Me gusta caminar por la playa en los días de viento. Tras dos horas de camino me siento agotada pero satisfecha. Entre las rocas hay un hueco. Mi sitio favorito. Está lleno de pequeñas piedrecitas. Me he sentado a tomar el sol y a pensar en los momentos felices de mi vida. Aquellos, cuando me decías: «quien fuera la taza para tocar tus labios» cuando preparaba el desayuno con café y tostadas. O «quiero ser el azúcar que endulza tu café y tu vida».
Son las once de la mañana y el sol calienta. No quema, pica. El mar muestra su belleza de espuma blanca. Horizonte celeste y plata. El viento lo agita con su fuerza controlada. Las olas se estrellan contra las piedras. Las gotas de agua que vuelan por el aire se posan sobre mis labios, y mi bloc de notas. Las saboreo. Agua salada que refresca mi piel. Mi cuerpo. Sumerjo mis pies en la superficie.

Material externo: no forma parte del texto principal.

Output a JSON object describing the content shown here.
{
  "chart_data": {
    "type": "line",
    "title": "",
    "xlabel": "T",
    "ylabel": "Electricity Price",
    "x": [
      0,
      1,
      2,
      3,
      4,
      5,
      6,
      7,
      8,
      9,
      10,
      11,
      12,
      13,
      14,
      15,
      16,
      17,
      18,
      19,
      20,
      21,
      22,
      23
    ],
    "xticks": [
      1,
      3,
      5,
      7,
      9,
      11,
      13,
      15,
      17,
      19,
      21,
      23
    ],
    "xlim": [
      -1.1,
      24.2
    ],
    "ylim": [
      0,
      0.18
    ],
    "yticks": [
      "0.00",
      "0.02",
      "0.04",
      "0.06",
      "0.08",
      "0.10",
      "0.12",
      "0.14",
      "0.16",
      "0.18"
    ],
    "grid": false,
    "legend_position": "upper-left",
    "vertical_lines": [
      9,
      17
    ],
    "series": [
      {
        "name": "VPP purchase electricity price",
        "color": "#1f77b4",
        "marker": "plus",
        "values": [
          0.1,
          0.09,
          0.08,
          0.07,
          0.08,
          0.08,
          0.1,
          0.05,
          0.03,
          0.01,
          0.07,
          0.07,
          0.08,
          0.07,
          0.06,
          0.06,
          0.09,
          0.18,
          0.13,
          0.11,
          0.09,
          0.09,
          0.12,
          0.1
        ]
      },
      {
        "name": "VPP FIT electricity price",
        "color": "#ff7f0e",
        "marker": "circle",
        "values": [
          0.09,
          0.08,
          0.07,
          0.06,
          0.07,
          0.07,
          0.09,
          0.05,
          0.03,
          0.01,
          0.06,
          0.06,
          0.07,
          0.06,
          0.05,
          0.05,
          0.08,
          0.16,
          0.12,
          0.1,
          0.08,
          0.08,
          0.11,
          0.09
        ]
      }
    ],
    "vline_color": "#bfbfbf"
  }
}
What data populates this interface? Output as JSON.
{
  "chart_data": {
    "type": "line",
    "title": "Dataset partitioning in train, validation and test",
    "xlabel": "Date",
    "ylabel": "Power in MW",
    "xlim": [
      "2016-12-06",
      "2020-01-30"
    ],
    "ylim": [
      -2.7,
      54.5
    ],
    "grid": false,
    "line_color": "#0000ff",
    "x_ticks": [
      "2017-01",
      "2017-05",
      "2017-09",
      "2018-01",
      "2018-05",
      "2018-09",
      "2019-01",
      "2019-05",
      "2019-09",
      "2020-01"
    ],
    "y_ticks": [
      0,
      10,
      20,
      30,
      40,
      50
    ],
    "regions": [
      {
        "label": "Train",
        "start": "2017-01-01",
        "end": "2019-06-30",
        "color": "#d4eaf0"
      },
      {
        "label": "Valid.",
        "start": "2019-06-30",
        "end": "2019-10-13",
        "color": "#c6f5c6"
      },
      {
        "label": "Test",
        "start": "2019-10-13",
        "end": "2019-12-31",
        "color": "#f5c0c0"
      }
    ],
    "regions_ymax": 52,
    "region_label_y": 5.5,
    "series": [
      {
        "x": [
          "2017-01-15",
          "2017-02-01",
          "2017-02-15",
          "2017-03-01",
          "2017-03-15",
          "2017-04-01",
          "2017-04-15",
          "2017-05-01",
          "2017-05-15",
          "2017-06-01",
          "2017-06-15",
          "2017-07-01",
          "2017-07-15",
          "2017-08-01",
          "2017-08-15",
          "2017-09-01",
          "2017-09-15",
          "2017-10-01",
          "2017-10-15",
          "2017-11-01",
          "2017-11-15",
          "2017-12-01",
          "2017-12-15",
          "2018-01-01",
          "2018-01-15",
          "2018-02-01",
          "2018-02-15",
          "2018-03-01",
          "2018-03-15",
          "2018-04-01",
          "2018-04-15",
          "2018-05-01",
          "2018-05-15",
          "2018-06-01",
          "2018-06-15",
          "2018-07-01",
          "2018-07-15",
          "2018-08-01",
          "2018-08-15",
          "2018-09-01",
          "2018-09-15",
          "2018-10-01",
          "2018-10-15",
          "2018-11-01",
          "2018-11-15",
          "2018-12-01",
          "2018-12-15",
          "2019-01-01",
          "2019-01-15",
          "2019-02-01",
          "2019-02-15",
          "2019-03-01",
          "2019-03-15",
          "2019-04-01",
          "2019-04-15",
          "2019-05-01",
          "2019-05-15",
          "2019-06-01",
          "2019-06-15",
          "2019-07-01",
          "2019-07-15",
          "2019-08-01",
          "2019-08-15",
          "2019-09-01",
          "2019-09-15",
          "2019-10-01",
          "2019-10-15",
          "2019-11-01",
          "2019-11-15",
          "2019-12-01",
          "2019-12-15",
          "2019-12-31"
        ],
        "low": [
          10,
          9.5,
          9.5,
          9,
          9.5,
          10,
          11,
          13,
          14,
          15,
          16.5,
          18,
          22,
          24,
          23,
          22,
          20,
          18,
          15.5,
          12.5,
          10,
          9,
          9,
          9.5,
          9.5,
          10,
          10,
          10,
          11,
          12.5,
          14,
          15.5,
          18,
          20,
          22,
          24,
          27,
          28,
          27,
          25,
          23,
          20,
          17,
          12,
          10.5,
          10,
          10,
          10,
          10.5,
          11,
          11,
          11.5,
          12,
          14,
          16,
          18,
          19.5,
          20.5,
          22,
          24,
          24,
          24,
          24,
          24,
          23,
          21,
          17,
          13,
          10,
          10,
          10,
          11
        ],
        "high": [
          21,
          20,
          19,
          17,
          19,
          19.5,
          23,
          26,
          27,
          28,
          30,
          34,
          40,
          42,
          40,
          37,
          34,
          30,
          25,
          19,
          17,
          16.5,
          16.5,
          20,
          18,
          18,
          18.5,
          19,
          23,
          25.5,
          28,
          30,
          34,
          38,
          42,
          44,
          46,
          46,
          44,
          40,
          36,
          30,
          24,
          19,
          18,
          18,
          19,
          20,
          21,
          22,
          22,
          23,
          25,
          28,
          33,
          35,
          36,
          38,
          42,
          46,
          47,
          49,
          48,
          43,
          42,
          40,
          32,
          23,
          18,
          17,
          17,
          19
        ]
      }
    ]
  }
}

Un cangrejo camina hacia algún lado que no descifro. Veo cómo navegan los surfistas sobre las olas. Uno ha hecho una pirueta en el aire y ha caído. Otro da un salto de varios metros hacia arriba, vuela con alegría y grita de emoción. Ya me he acostumbrado a este tipo de espectáculo.
El verano se despide. Espero el otoño con mi mejor sonrisa. Pronto llegará el frío y tendré que usar bufanda y abrigo. Las noches se alargan. Tomaré café calentito y veré llover tras los cristales de mi hogar. Después llegará la navidad y tendré que soportarla, como todos los años, sola. El amor tiene fecha de caducidad. Los hijos crecen y se van. Dibujo corazones que borro con la goma del olvido. Hago planes de futuro que guardo en un cajón vacío.
Tranquila, sigo mi camino de vuelta a casa.